After a moment he continued, ‘When Paul looks at you it’s with love, but I don’t see much more in you than satisfaction at having got what you want: a complacent and easygoing husband.’
Stonily, Aura said, ‘I want to go home.’
‘I’m sure you do.’ He sounded amused, almost lazily so, and satisfied, as though her reaction was just what he had expected. ‘But you’re going to stay here until I’ve finished.’
‘What gives you the right to talk like this to me?’
The words tumbled out, hot with feeling, shamingly defiant, giving away far more than was wise. Aura tried desperately to curb the wild temper that used to get her into so much trouble before she found ways to restrain it.
‘Paul is my friend,’ Flint said coolly. ‘I care about him and his happiness. And I’d hate to see him tied to a calculating little tramp when a few words could save him. That’s what friends are for, surely?’ The last question was drawled with mockery.
Shedidn’t intend to hit him. In fact, she didn’t even realise she had until the high sweep of his cheekbone stopped her hand with such implacable suddenness that every bone in her arm ached with the impact.
Gulping with shock and pain, she snatched her hand back, cradled it to her stomach and said in a voice she had hoped never to hear again, ‘Don’t you call me a tramp. Don’t ever call me a tramp.’
He hadn’t moved. For long, taut seconds the imprint of her hand, white in the darkness, stood out with stark, disgraceful precision.
So coldly that it congealed even her righteous indignation, he said, ‘Why not? You’re selling yourself to him. That’s what tramps do. Money for sexual services.’
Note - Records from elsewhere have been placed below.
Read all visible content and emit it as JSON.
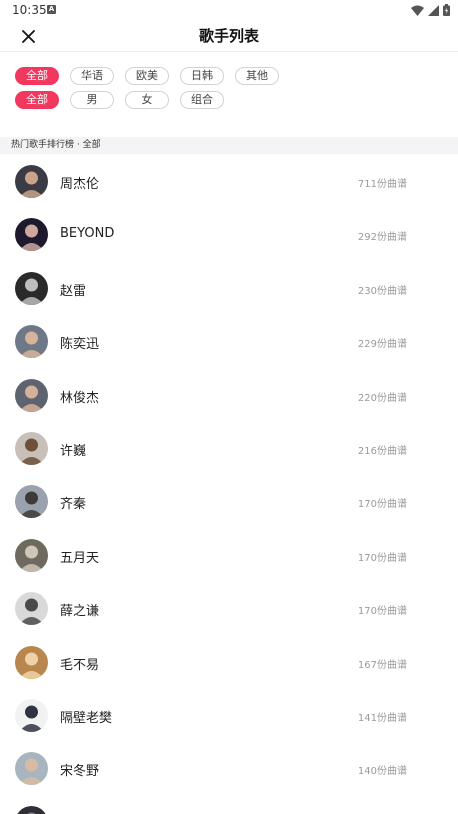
{
  "status": {
    "time": "10:35",
    "notif_glyph": "A",
    "icons": [
      "wifi-icon",
      "cellular-signal-icon",
      "battery-icon"
    ]
  },
  "header": {
    "title": "歌手列表",
    "close_icon": "close-icon"
  },
  "filters": {
    "category": [
      {
        "label": "全部",
        "active": true
      },
      {
        "label": "华语",
        "active": false
      },
      {
        "label": "欧美",
        "active": false
      },
      {
        "label": "日韩",
        "active": false
      },
      {
        "label": "其他",
        "active": false
      }
    ],
    "type": [
      {
        "label": "全部",
        "active": true
      },
      {
        "label": "男",
        "active": false
      },
      {
        "label": "女",
        "active": false
      },
      {
        "label": "组合",
        "active": false
      }
    ]
  },
  "section": {
    "title": "热门歌手排行榜 · 全部"
  },
  "colors": {
    "accent": "#f2385e",
    "muted": "#9a9a9a",
    "section_bg": "#f4f4f6"
  },
  "singers": [
    {
      "name": "周杰伦",
      "count": "711份曲谱",
      "avatar_bg": "#3b3b46",
      "avatar_fg": "#c9a48a"
    },
    {
      "name": "BEYOND",
      "count": "292份曲谱",
      "avatar_bg": "#1d1a2e",
      "avatar_fg": "#cfa8a0"
    },
    {
      "name": "赵雷",
      "count": "230份曲谱",
      "avatar_bg": "#2a2a2a",
      "avatar_fg": "#bdbdbd"
    },
    {
      "name": "陈奕迅",
      "count": "229份曲谱",
      "avatar_bg": "#6f7886",
      "avatar_fg": "#d7b39a"
    },
    {
      "name": "林俊杰",
      "count": "220份曲谱",
      "avatar_bg": "#5d6470",
      "avatar_fg": "#d5b09a"
    },
    {
      "name": "许巍",
      "count": "216份曲谱",
      "avatar_bg": "#c6c0b8",
      "avatar_fg": "#6d4f3a"
    },
    {
      "name": "齐秦",
      "count": "170份曲谱",
      "avatar_bg": "#9aa2ad",
      "avatar_fg": "#3e3a38"
    },
    {
      "name": "五月天",
      "count": "170份曲谱",
      "avatar_bg": "#6f6a5f",
      "avatar_fg": "#cfc7b8"
    },
    {
      "name": "薛之谦",
      "count": "170份曲谱",
      "avatar_bg": "#d9d9d9",
      "avatar_fg": "#4a4a4a"
    },
    {
      "name": "毛不易",
      "count": "167份曲谱",
      "avatar_bg": "#b9874e",
      "avatar_fg": "#f0d2a8"
    },
    {
      "name": "隔壁老樊",
      "count": "141份曲谱",
      "avatar_bg": "#f2f2f2",
      "avatar_fg": "#2f3442"
    },
    {
      "name": "宋冬野",
      "count": "140份曲谱",
      "avatar_bg": "#a8b4bf",
      "avatar_fg": "#d8bba3"
    },
    {
      "name": "",
      "count": "",
      "avatar_bg": "#2e3036",
      "avatar_fg": "#7d7f86"
    }
  ]
}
‘I am not selling myself to him.’ Her voice cracked, but she rushed on, hurling the words at him, ‘And it’s not just sex, damn you, you ignorant swine, there’s more—’
‘Not much more. For you it’s security, for him love. You need his money, he wants to spend the rest of your life making you happy. And, not so incidentally, sleeping with you. If that’s the bargain it’s fair enough, I suppose. Just don’t renege on it, Aura, when he’s so far under your spell that the poor sod can’t crawl out.’